DON BOSCO

DON BOSCO
"BUENOS CRISTIANOS Y HONRADOS CIUDADANOS"

Libertad y dependencias




Marcelo Polakoff*

“Yo hago lo que quiero”. ¿Hay por ventura alguna otra frase que caracterice mejor a los adolescentes en general, y en particular a los de nuestra era? Probablemente no, porque –hormonas de por medio– la necesidad de la autoafirmación personal con la consecuente y necesaria rebeldía ante lo paternal y toda autoridad que al menos se le asemeje, la incontrolable pasión por extremar al máximo el descubrimiento de sí mismo (y en ese descubrimiento jugar muchas veces al límite) y el incontinente y bienvenido anhelo de comenzar a palpar la enormidad de la libertad son, todos ellos, síntomas de una edad explosiva en casi todos los sentidos del término.

Lo paradójicamente curioso del caso es que justo en la edad del celo libertario, esa soñada independencia muchas veces se haga trizas ante las dependencias más primitivas y contrarias a la propia naturaleza del deseo juvenil. ¿De qué se trata si no la dependencia a cualquier tipo de sustancias, desde el alcohol más barato hasta la droga más elaborada?
¡Y pensar que todavía hay chicos que creen que libremente han elegido entrar en semejantes servilismos!

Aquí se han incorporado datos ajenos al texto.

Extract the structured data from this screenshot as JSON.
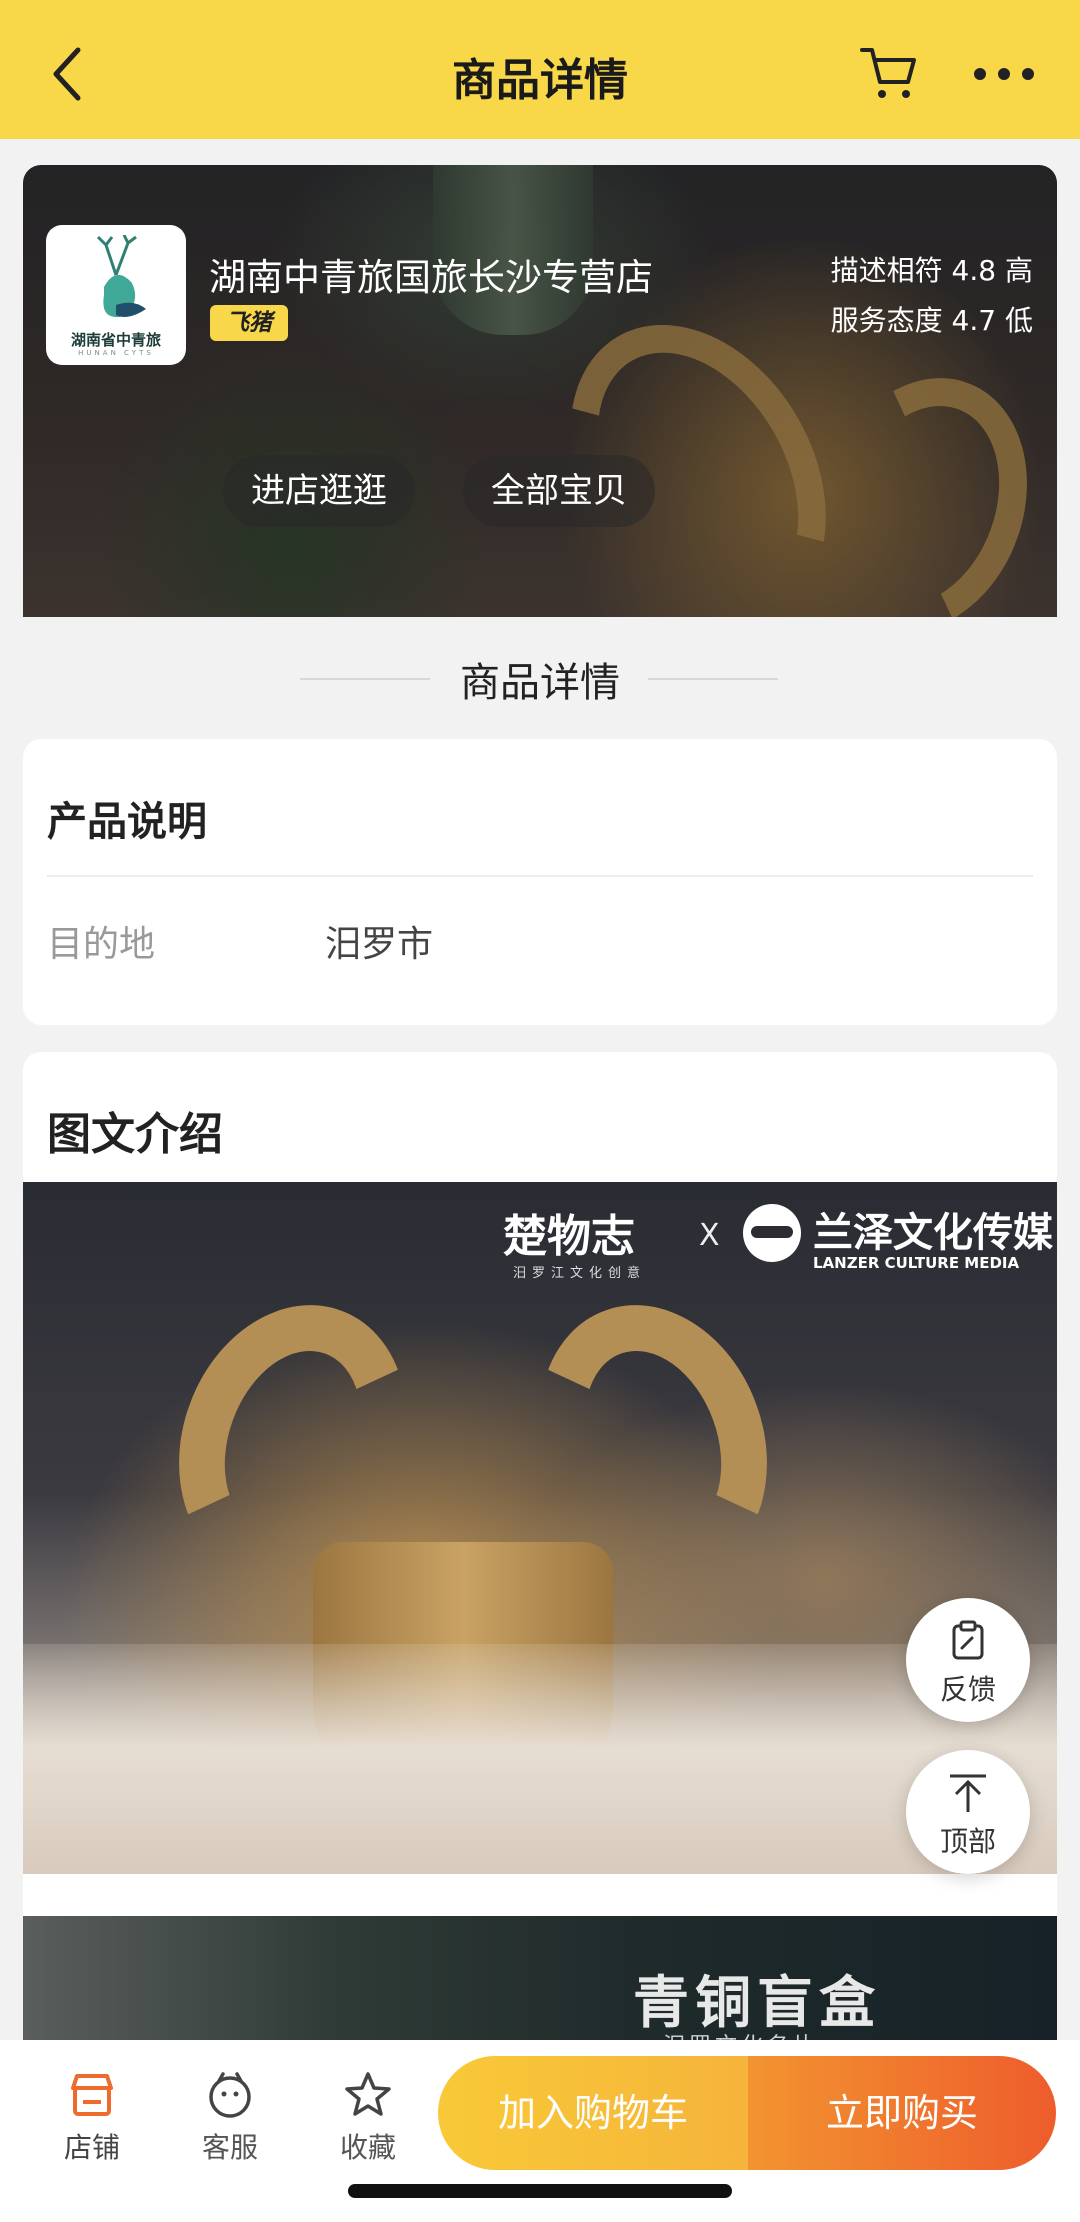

No es casual el vocablo “adicto”, ya que evidentemente alude al que no puede decir, al que carece de dicción. ¿Y qué es lo que no puede comunicar?
Probablemente algún tipo de angustia existencial, de falta de autoestima (conectadísima a la estima de un otro), de ausencia de proyecto o aledaños, y que justamente por la imposibilidad de procesarlo con un prójimo –más allá de quien sea ese prójimo– suponen que ese escapismo, al principio temporario, será capaz de darle respiro a tamaño ahogo.

En hebreo al “adicto” se lo llama majur , palabra que traducida en sentido literal significa “vendido”, tal vez porque lamentablemente no sea sólo aquello recién descripto lo que está imposibilitado de transmitir.
Se agrega aquí un dato esencial, imposible de soslayar, que es el mercado de consumo al que lo incitan a participar, vendiendo de manera muy pero muy barata su posesión quizá más anhelada: su libertad de decisión, su voluntad.

El resultado es nefasto por donde se lo mire, pues más allá del daño físico que todo adicto se autoinflija, o más allá del perjuicio que ocasione a terceros (cercanos y lejanos), el proceso de su búsqueda de independencia psicológica y de revelación de su propia identidad se verá absolutamente viciado debido a su total sumisión a una cadena de depredadores que –con tal de hacerse de pingües ganancias– no reparan en destrozar cuanta vida ronde a su alrededor.

Todavía no deja de sorprenderme cómo algunos de nuestros jóvenes aún no se dan cuenta de que el hecho de que disminuya la edad de ingreso al consumo de todo este tipo de sustancias se debe en gran parte a una doble causa. Por un lado, para ampliar económicamente el mercado de los posibles consumidores, y por el otro, por la debilidad de la personalidad de los más chicos, a quienes –sin los frenos ni la contención adecuada– se les puede vender, o se los puede comprar por cualquier cosa.
¿Por qué, si no es este el caso, disminuye de manera notable el porcentaje de todas las dependencias a medida que la gente llega a sus veintitantos?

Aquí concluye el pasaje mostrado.